Rzetelna, historyczna literatura faktu zawsze ma u mnie 7/10, na dzień dobry. Tak jest i w tym przypadku. Fajnie było to czytać na urlopie w kraju fiordów i białych nocy. Konkretne przygotowanie, fachowość, solidna baza źródłowa. Plusy i minusy, które mogłyby ocenę podwyższyć bądź obniżyć w zasadzie kompensują się.
Z plusów, poza tymi wymienionymi na wstępie, należy uwzględnić opisanie niszowego tematu ośrodków z nordyckimi dziećmi, a także niemały udział Norwegów w zbrodniach na sowieckich jeńcach wojennych i robotnikach przymusowych. Najlepsze rozdziały pierwsze i ostatnie (budowa nowego ,,niemieckiego" Trondheim).
Minusy. Nie porwały mnie techniczne i architektoniczne aspekty odbudowy miast i stawianie Domów Żołnierzy. W tej części lektura jest ciut bardziej naukowa niż popularna. Nadto, to trochę dziwne, że książka poświęca tylko 3 zdania norweskiemu ruchowi oporu.
Reasumując, chciałem dać mocne 6, ale dobra, może nawet poruszająca, końcówka, wyciągnęła na słabsze 7.
O Hitlerze, hitlerowskich Niemczech napisano już setki stron. Nieustannie – nie wiem czy to najlepsze słowo, ale lepszego nie znajduję – fascynuje nas obraz tego zła, które przecież dotyka nie tylko europejski kontynent. Ale – i trudno się tu dziwić – jest on nam najbliższy w tej szerokości geograficznej, więc czytamy o tym dalej. I między innymi warto dlatego sięgnąć po „Północną utopię Hitlera”, która dotyka zagmatwanej relacji między Niemcami a Norwegią.
Zacznijmy od tego, że autorka Despina Stratigakos jest profesorką architektury na Uniwersytecie Stanu Nowy Jork, więc dziwić nie może, że centralnym punktem jej opowieści jest właśnie architektura. Tutaj przedstawiona jako język ideologii, którym zbrodniarze się kierowali. Przypadek Norwegii jest o tyle ciekawy, że miesza się tu podziw z podbojem.

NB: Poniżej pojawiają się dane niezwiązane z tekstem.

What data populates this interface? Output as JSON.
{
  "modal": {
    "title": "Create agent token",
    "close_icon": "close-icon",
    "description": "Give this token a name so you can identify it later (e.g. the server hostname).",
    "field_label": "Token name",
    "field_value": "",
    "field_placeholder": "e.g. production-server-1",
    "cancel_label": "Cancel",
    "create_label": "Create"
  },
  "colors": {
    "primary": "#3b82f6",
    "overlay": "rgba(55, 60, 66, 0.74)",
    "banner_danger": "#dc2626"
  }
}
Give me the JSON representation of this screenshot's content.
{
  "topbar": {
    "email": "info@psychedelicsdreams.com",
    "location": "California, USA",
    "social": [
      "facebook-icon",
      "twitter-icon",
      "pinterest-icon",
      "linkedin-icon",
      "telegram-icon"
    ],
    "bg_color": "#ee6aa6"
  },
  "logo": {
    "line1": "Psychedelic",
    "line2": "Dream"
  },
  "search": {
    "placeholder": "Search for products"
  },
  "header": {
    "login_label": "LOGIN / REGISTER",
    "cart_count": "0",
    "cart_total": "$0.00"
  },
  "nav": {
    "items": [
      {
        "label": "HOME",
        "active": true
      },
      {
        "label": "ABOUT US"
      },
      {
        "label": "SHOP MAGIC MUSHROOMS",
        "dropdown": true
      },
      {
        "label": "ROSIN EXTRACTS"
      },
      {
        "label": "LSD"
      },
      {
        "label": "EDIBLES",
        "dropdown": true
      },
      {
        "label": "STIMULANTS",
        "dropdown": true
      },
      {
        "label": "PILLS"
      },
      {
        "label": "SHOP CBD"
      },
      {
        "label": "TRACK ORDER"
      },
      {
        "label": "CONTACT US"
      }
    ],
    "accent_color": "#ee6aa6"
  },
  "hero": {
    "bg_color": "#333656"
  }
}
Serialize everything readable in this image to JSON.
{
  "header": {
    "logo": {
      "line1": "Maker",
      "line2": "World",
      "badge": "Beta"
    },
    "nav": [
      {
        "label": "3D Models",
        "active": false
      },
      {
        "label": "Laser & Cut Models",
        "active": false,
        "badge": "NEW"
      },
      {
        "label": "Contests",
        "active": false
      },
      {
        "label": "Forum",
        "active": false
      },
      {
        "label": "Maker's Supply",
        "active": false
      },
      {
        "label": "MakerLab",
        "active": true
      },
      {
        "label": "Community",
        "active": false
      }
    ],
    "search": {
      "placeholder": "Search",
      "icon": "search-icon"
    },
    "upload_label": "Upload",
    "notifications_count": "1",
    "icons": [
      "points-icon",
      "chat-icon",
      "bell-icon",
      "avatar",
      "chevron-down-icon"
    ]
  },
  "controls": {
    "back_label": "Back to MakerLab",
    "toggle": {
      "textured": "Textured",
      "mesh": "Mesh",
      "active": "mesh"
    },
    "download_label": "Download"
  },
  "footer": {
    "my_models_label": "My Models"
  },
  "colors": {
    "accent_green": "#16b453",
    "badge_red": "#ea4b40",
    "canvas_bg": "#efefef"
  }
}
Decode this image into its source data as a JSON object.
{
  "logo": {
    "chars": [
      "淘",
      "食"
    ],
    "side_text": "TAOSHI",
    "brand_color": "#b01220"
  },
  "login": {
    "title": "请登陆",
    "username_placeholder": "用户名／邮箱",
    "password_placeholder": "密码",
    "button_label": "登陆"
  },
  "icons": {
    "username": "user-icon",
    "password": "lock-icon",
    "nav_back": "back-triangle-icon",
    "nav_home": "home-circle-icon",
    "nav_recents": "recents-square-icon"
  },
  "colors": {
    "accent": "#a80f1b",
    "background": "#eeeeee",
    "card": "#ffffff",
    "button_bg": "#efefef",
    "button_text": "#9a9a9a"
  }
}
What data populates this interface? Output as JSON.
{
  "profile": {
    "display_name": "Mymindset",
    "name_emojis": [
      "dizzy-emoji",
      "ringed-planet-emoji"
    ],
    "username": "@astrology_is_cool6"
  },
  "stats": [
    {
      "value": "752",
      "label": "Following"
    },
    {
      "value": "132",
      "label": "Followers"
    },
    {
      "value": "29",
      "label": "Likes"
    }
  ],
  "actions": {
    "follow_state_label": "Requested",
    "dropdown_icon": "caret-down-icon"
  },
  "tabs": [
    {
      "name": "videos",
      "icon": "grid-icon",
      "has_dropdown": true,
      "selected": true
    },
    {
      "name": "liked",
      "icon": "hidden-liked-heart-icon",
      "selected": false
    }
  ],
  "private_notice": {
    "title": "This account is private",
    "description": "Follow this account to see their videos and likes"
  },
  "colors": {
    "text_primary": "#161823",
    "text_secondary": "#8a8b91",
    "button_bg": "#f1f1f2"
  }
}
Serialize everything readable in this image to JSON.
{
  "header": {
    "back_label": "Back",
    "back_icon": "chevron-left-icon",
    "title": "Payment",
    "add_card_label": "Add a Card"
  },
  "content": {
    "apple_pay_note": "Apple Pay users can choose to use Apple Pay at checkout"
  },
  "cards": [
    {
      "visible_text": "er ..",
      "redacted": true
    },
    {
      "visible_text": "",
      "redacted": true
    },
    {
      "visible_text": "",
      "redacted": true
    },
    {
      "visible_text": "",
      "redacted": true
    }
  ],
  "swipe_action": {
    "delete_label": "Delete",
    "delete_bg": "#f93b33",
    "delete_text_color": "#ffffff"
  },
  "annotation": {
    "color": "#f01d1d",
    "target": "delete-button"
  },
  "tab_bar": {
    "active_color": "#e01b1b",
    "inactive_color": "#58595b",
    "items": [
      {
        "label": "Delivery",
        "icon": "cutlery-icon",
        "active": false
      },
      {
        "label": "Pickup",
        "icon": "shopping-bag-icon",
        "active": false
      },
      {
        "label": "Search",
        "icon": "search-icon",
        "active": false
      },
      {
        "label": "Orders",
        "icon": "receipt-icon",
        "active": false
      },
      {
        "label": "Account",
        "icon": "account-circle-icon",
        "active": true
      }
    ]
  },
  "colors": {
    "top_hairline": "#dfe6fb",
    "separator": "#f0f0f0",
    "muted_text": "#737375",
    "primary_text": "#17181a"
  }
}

Niemcy chcieli władać całym światem – to jasne, ale podziwiali Norwegów szczególnie. To tam swoje wyobrażenia o raju na Ziemi kierował Adolf Hitler i snuł plany stworzenia – przebudowania fizycznego Norwegii na swoją modłę. Łącznie z budową nowego miasta. Służyć mu miała do tego okupacja kraju – to jasne, ale również próba myślowego złączenia się z norweskim narodem. Tam miała być przecież kolebka „germańskiej” cywilizacji. Pamiętajmy jednak – o czym autorka pisze – że pracować mieli jeńcy wojenni.
Gdzieś pobrzmiewa tutaj taka oto myśl, że gdyby Niemcy wojnę wygrali to taki świat by nam urządzili. Niewykluczone.